Video: Jack Jones Tells Enterprise Security Weekly Infosec Makes Risk Management Harder than It Has to Be

Jack Jones FAIR Training copyFAIR Institute Chairman and FAIR model creator Jack Jones gives a concise, high level view of the limitations of conventional thinking in the cybersecurity profession, and how FAIR and a quantitative approach to cyber risk shows the way forward, in this Enterprise Security Weekly podcast hosted by Paul Asadoorian.

 


Watch Jack Jones on the Security Weekly podcast

Paul kicks off the discussion asking Jack about a common problem for enterprise cybersecurity practitioners: how to prioritize among vulnerabilities and risks.

Jack answers that “in some ways our profession makes it harder than it has to be. An example is CVSS, which is generally the scoring model for technical vulnerability. Although it does a good job of characterizing the exploitability of various deficiencies, it’s nowhere close to being a representation of how much risk exists because it leaves out of the equation a couple of the critical factors that exist,” namely the probable frequency and probable magnitude of future loss (to crib from the FAIR definition of risk).

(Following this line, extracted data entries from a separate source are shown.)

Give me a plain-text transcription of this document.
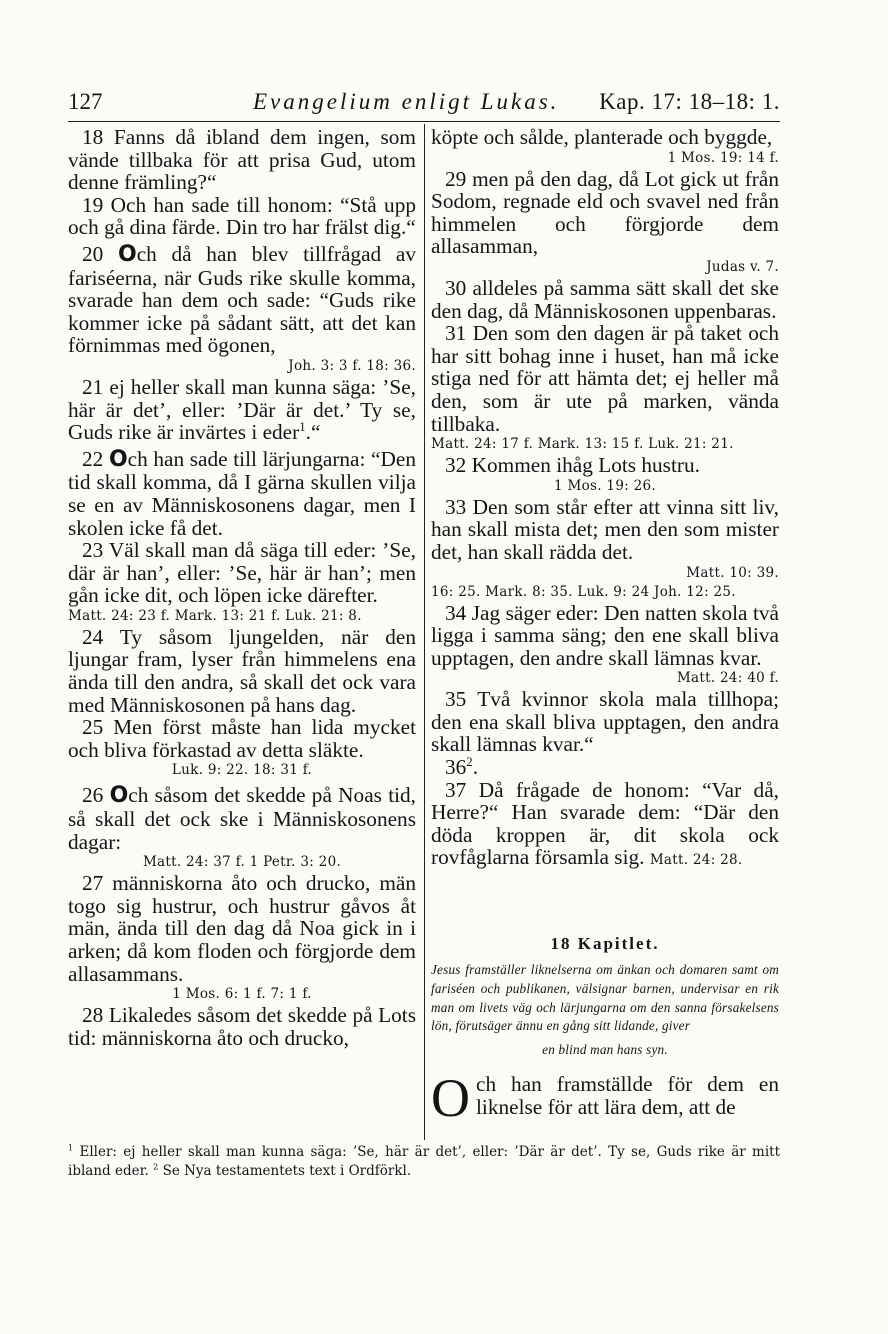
127	Evangelium enligt Lukas. Kap. 17: 18–18: 1.
18 Fanns då ibland dem ingen, som vände tillbaka för att prisa Gud, utom denne främling?“
19 Och han sade till honom: “Stå upp och gå dina färde. Din tro har frälst dig.“
20 Och då han blev tillfrågad av fariséerna, när Guds rike skulle komma, svarade han dem och sade: “Guds rike kommer icke på sådant sätt, att det kan förnimmas med ögonen,
Joh. 3: 3 f. 18: 36.
21 ej heller skall man kunna säga: ’Se, här är det’, eller: ’Där är det.’ Ty se, Guds rike är invärtes i eder$^1$.“
22 Och han sade till lärjungarna: “Den tid skall komma, då I gärna skullen vilja se en av Människosonens dagar, men I skolen icke få det.
23 Väl skall man då säga till eder: ’Se, där är han’, eller: ’Se, här är han’; men gån icke dit, och löpen icke därefter.
Matt. 24: 23 f. Mark. 13: 21 f. Luk. 21: 8.
24 Ty såsom ljungelden, när den ljungar fram, lyser från himmelens ena ända till den andra, så skall det ock vara med Människosonen på hans dag.
25 Men först måste han lida mycket och bliva förkastad av detta släkte.
Luk. 9: 22. 18: 31 f.
26 Och såsom det skedde på Noas tid, så skall det ock ske i Människosonens dagar:
Matt. 24: 37 f. 1 Petr. 3: 20.
27 människorna åto och drucko, män togo sig hustrur, och hustrur gåvos åt män, ända till den dag då Noa gick in i arken; då kom floden och förgjorde dem allasammans.
1 Mos. 6: 1 f. 7: 1 f.
28 Likaledes såsom det skedde på Lots tid: människorna åto och drucko,
köpte och sålde, planterade och byggde,
1 Mos. 19: 14 f.
29 men på den dag, då Lot gick ut från Sodom, regnade eld och svavel ned från himmelen och förgjorde dem allasamman,
Judas v. 7.
30 alldeles på samma sätt skall det ske den dag, då Människosonen uppenbaras.
31 Den som den dagen är på taket och har sitt bohag inne i huset, han må icke stiga ned för att hämta det; ej heller må den, som är ute på marken, vända tillbaka.
Matt. 24: 17 f. Mark. 13: 15 f. Luk. 21: 21.
32 Kommen ihåg Lots hustru.
1 Mos. 19: 26.
33 Den som står efter att vinna sitt liv, han skall mista det; men den som mister det, han skall rädda det.
Matt. 10: 39.
16: 25. Mark. 8: 35. Luk. 9: 24 Joh. 12: 25.
34 Jag säger eder: Den natten skola två ligga i samma säng; den ene skall bliva upptagen, den andre skall lämnas kvar.
Matt. 24: 40 f.
35 Två kvinnor skola mala tillhopa; den ena skall bliva upptagen, den andra skall lämnas kvar.“
$36^2$.
37 Då frågade de honom: “Var då, Herre?“ Han svarade dem: “Där den döda kroppen är, dit skola ock rovfåglarna församla sig. Matt. 24: 28.
18 Kapitlet.
Jesus framställer liknelserna om änkan och domaren samt om fariséen och publikanen, välsignar barnen, undervisar en rik man om livets väg och lärjungarna om den sanna försakelsens lön, förutsäger ännu en gång sitt lidande, giver
en blind man hans syn.
Och han framställde för dem en liknelse för att lära dem, att de
$^1$ Eller: ej heller skall man kunna säga: ’Se, här är det’, eller: ’Där är det’. Ty se, Guds rike är mitt ibland eder. $^2$ Se Nya testamentets text i Ordförkl.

View this video and learn how Jack approaches…

  • Assessing threats from insider and external actors
  • Lack of coherent or consistent definitions of cyber risk
  • Problems with using NIST CSF or other checklist or maturity models to prioritize risks.

Jack gives a great summation of FAIR and how quantitative analysis works. The bottom line?

“Everything we do in the cybersecurity realm should affect the probability or the magnitude of loss occurring,” Jack says.